If having plus count (*)> 2 in the preceding statement, we can find records with repeat times of record A greater than 2.
If having plus count (*)> = 1 in the preceding statement, all records can be queried, but only one record is displayed, and the number of repetitions is shown later ---- This is the expected result, and the statement can be passed through hibernate
The following statement can query the data that is duplicated:
Select Field 1, Field 2, count (*) from table name group by field 1, Field 2 having count (*)> 1
Change the ">" number above to "=" to query the non-duplicated data.
For example, select count (*) from (select gcmc, gkrq, count (*) from gczbxx_zhao t group by gcmc, gkrq having
Count (*)> = 1 order by GKRQ)
Select * from gczbxx_zhao where viewid in (select max (viewid) from gczbxx_zhao group
Gcmc) order by gkrq desc --- this is feasible.
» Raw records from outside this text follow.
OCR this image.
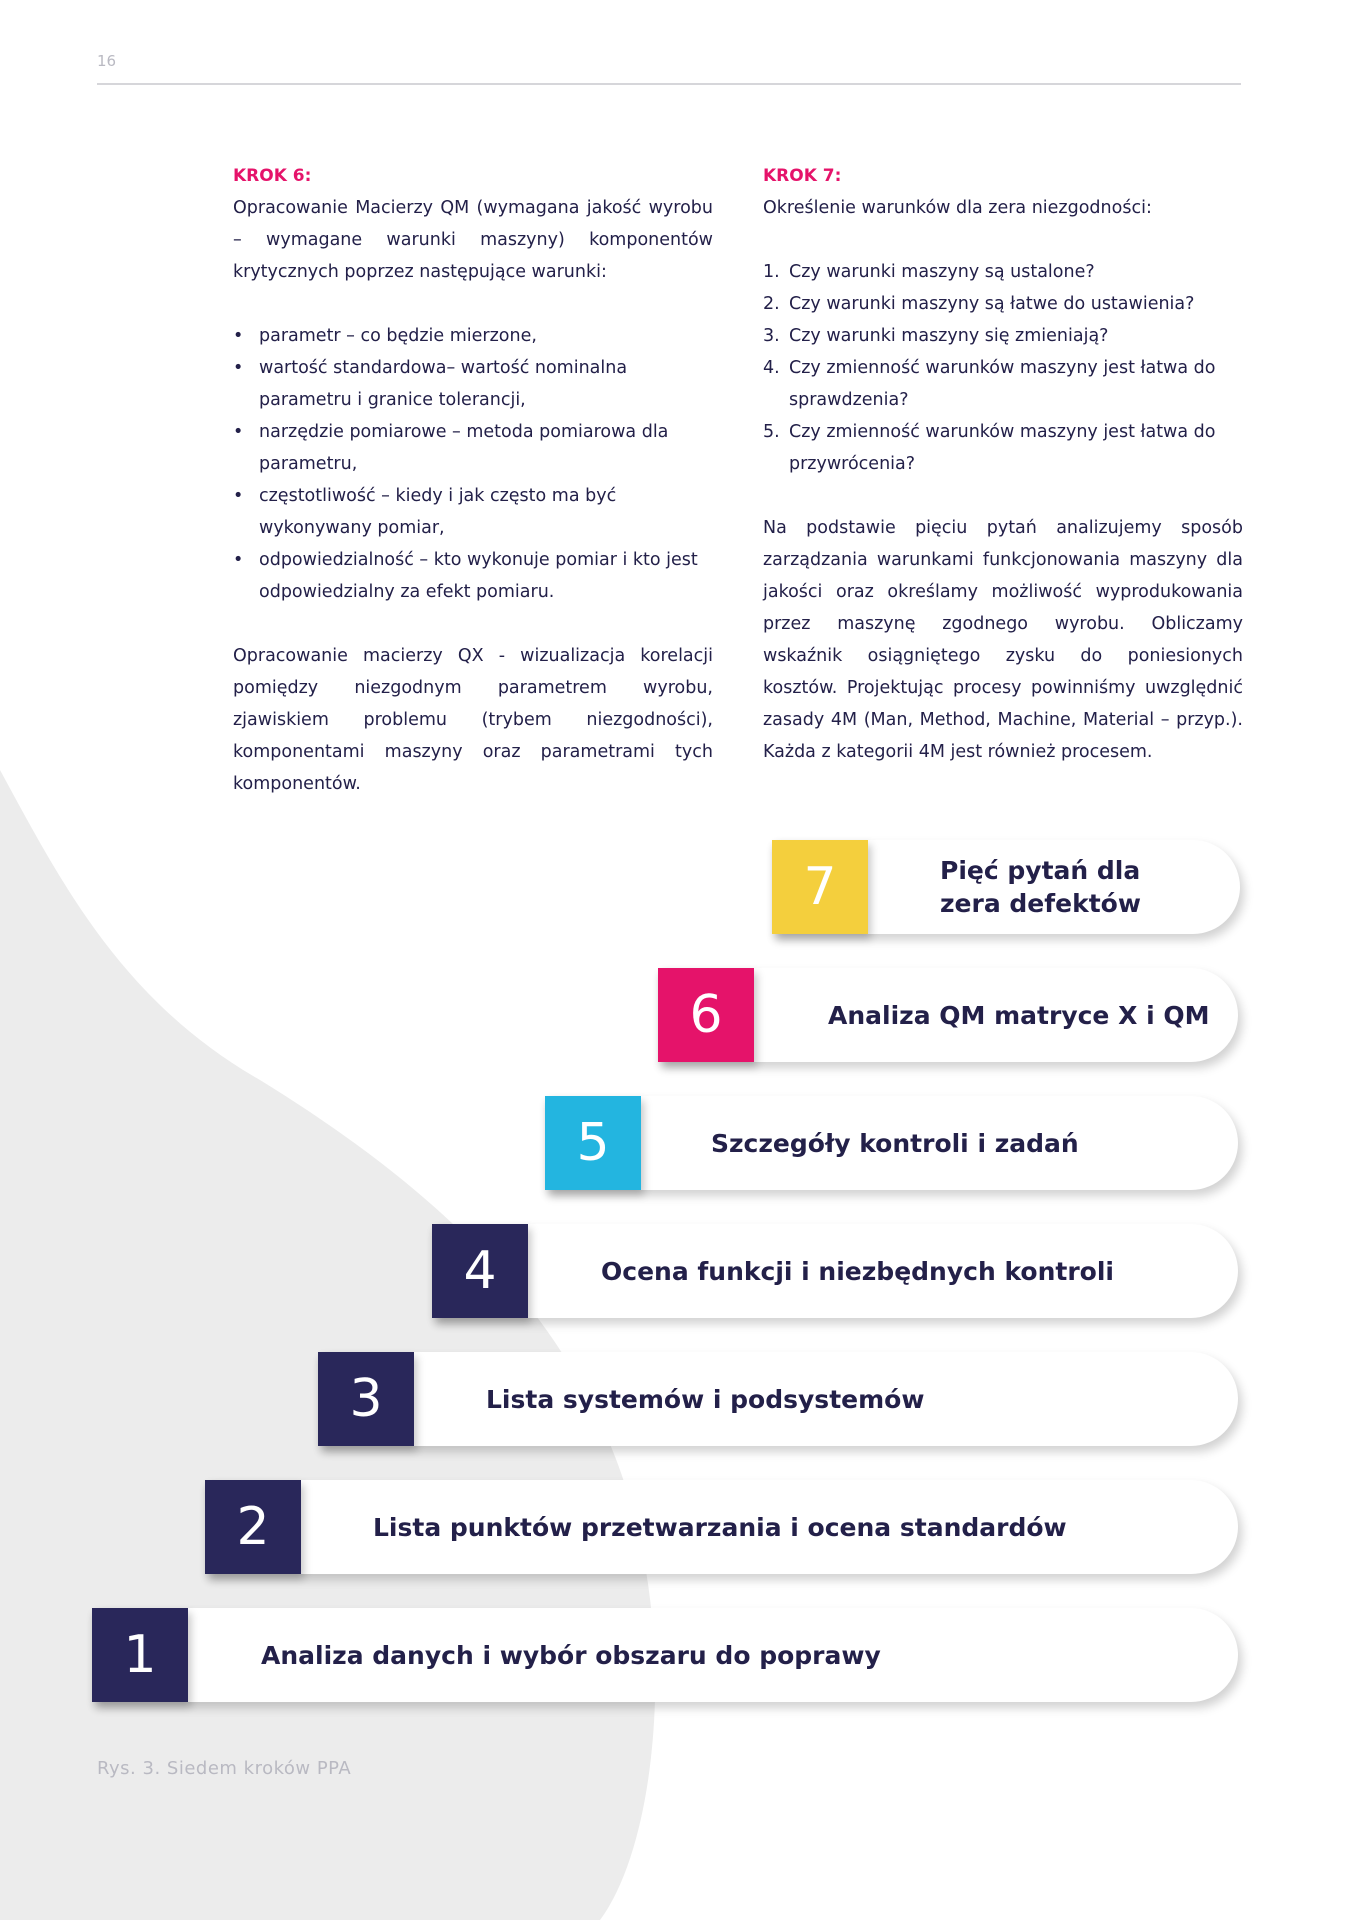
16
KROK 6:

Opracowanie Macierzy QM (wymagana jakość wyrobu – wymagane warunki maszyny) komponentów krytycznych poprzez następujące warunki:

• parametr – co będzie mierzone,
• wartość standardowa– wartość nominalna parametru i granice tolerancji,
• narzędzie pomiarowe – metoda pomiarowa dla parametru,
• częstotliwość – kiedy i jak często ma być wykonywany pomiar,
• odpowiedzialność – kto wykonuje pomiar i kto jest odpowiedzialny za efekt pomiaru.

Opracowanie macierzy QX - wizualizacja korelacji pomiędzy niezgodnym parametrem wyrobu, zjawiskiem problemu (trybem niezgodności), komponentami maszyny oraz parametrami tych komponentów.

KROK 7:

Określenie warunków dla zera niezgodności:

1. Czy warunki maszyny są ustalone?
2. Czy warunki maszyny są łatwe do ustawienia?
3. Czy warunki maszyny się zmieniają?
4. Czy zmienność warunków maszyny jest łatwa do sprawdzenia?
5. Czy zmienność warunków maszyny jest łatwa do przywrócenia?

Na podstawie pięciu pytań analizujemy sposób zarządzania warunkami funkcjonowania maszyny dla jakości oraz określamy możliwość wyprodukowania przez maszynę zgodnego wyrobu. Obliczamy wskaźnik osiągniętego zysku do poniesionych kosztów. Projektując procesy powinniśmy uwzględnić zasady 4M (Man, Method, Machine, Material – przyp.). Każda z kategorii 4M jest również procesem.

7	Pięć pytań dla
zera defektów
6	Analiza QM matryce X i QM
5	Szczegóły kontroli i zadań
4	Ocena funkcji i niezbędnych kontroli
3	Lista systemów i podsystemów
2	Lista punktów przetwarzania i ocena standardów
1	Analiza danych i wybór obszaru do poprawy
Rys. 3. Siedem kroków PPA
One question says: the efficiency of distinct deduplication is very low. I saw this article on the Internet as if it was very efficient to use group by having?
In a test, I have a product table with 0.26 million records. Only the product number is indexed and the brand name field is distinct.
Select brand, count (*) from tab_commbaseinfo group by brand having count (*) = 1
Average time is: 0.453
Select distinct brand from tab_commbaseinfo
Average time is: 0.39
I don't know if there are other methods.